In direct contrast, 1948 also witnessed the election of President Daniel François Malan and the accession to power for hard-line nationalists in South Africa. After Malan’s election, the National Party started to institutionalise racial segregation through a series of infamous laws including: the Prohibition of Mixed Marriages Act (1949), the Immorality Amendment Act (1950), the Population Registration Act (1950) and the Group Areas Act (1950).
Yet, despite their radically different approach to civil rights and race relations, the US and South Africa entered in an unlikely alliance.
For Dr. Michel, this strong cooperation between the US and South Africa must be put into the context of the Cold War. Indeed, President Truman, through the Truman Doctrine, is also remembered for his vehement opposition to communism, which was aimed at countering communist geopolitical expansion and implied American support for all nations threatened by Soviet communism. The Doctrine underpinned American foreign policy throughout the Cold War with the containment of Soviet expansion becoming fundamental to the US’s national interest. Similarly, South Africa’s National Party adopted a strong anti-communist stance. In 1950, the National Party introduced the Suppression of Communism Act, effectively banning all parties subscribing to Communism. The Act also sought to suppress resistance to apartheid and banned opposition gathering. Their common aversion towards Communism drew the two governments into an incongruous anti-Soviet alliance.
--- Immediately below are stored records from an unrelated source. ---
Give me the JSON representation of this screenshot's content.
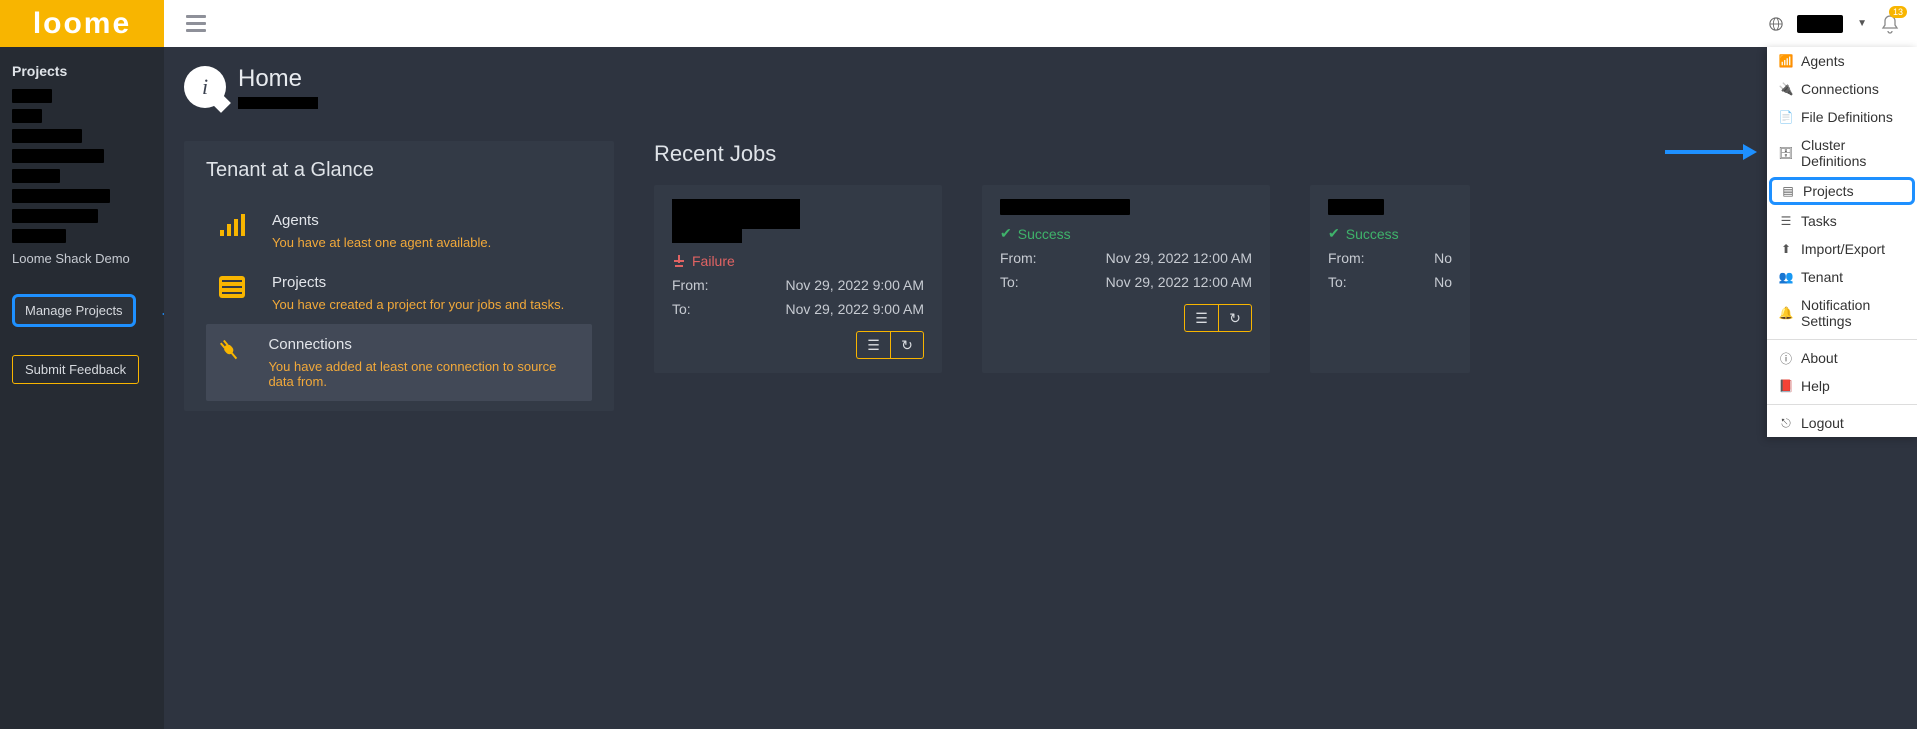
{
  "header": {
    "logo_text": "loome",
    "notif_count": "13"
  },
  "sidebar": {
    "section": "Projects",
    "named_project": "Loome Shack Demo",
    "manage_label": "Manage Projects",
    "feedback_label": "Submit Feedback"
  },
  "page": {
    "title": "Home"
  },
  "glance": {
    "heading": "Tenant at a Glance",
    "rows": [
      {
        "title": "Agents",
        "desc": "You have at least one agent available."
      },
      {
        "title": "Projects",
        "desc": "You have created a project for your jobs and tasks."
      },
      {
        "title": "Connections",
        "desc": "You have added at least one connection to source data from."
      }
    ]
  },
  "recent": {
    "heading": "Recent Jobs",
    "labels": {
      "from": "From:",
      "to": "To:"
    },
    "cards": [
      {
        "status": "Failure",
        "status_class": "fail",
        "from": "Nov 29, 2022 9:00 AM",
        "to": "Nov 29, 2022 9:00 AM"
      },
      {
        "status": "Success",
        "status_class": "ok",
        "from": "Nov 29, 2022 12:00 AM",
        "to": "Nov 29, 2022 12:00 AM"
      },
      {
        "status": "Success",
        "status_class": "ok",
        "from": "No",
        "to": "No"
      }
    ]
  },
  "dropdown": {
    "items1": [
      "Agents",
      "Connections",
      "File Definitions",
      "Cluster Definitions",
      "Projects",
      "Tasks",
      "Import/Export",
      "Tenant",
      "Notification Settings"
    ],
    "items2": [
      "About",
      "Help"
    ],
    "items3": [
      "Logout"
    ]
  }
}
According to Dr. Michel, natural resources played a critical role in the rapprochement between Pretoria and Washington. Indeed, Washington eyed with envy South Africa’s rich reserves of iron ore, platinum, manganese, chromium, copper, uranium, silver, beryllium, and titanium. Moreover, the Soviet’s first successful nuclear device test in 1949 propelled the two superpowers in an arms race for nuclear supremacy. In 1949, the two countries strengthen their diplomatic ties with the elevation of South African and US legations to embassy status. At the time, the US primary source of uranium was the Belgian Congo but the need to diversify uranium sources highlighted South Africa’s strategic importance. South Africa’s vast uranium reserves had the potential to become a premium long-term source for the US. Another point of interest for the Americans was South Africa’s strategic geographic importance - South Africa was seen as the only country on the African continent capable of containing ‘soviet aggression’ and capable of defending the continent against the communist threat. Moreover, South Africa’s geographic position at the tip of Africa meant that the country was able to control an important alternative trade route to the Mediterranean.
The National Party was quick to realise that it could use South Africa’s natural resources as leverage to foster a strong alliance with the United States. At the time, South Africa was more important to the US national interest than the US was to South Africa, and this allowed the National Party to stay intransigent to the American call to reverse their segregation policies. In return for a steady supply of uranium at a fixed price, South Africa benefitted, among others, from massive investment in the mining industry, a military alliance and access American weaponry. Moreover, the National Party framed all domestic unrest as 'communist agitation' to contain American criticism against the repressive apartheid laws.
This short overview of the American-South African cooperation during the Cold war highlighted the centrality of national interest in the bilateral relations between the two countries. The fear of the communist threat set US demands for improved civil rights aside until the 1986 Comprehensive Anti-Apartheid Act, which imposed sanctions on the apartheid South African government.
Dr. Eddie Michel:
Dr. Eddie Michel is a Research Associate in the Department of Historical and Heritage Studies at the University of Pretoria, South Africa. He received his Ph.D. in History from the University of Birmingham, UK. He has also been awarded an MA in International Relations from the University of Essex, UK and a second MA in U.S. History from the University of New Mexico, USA. His research has been recognized and funded by the Harry S. Truman, Lyndon Baines Johnson, and the Gerald R. Ford Presidential Foundations. He has also been awarded the prestigious Arthur M. Schlesinger Research Fellowship by the John F. Kennedy Presidential Foundation. Dr. Michel is affiliated with the 'Southern Africa in the Modern Era research group.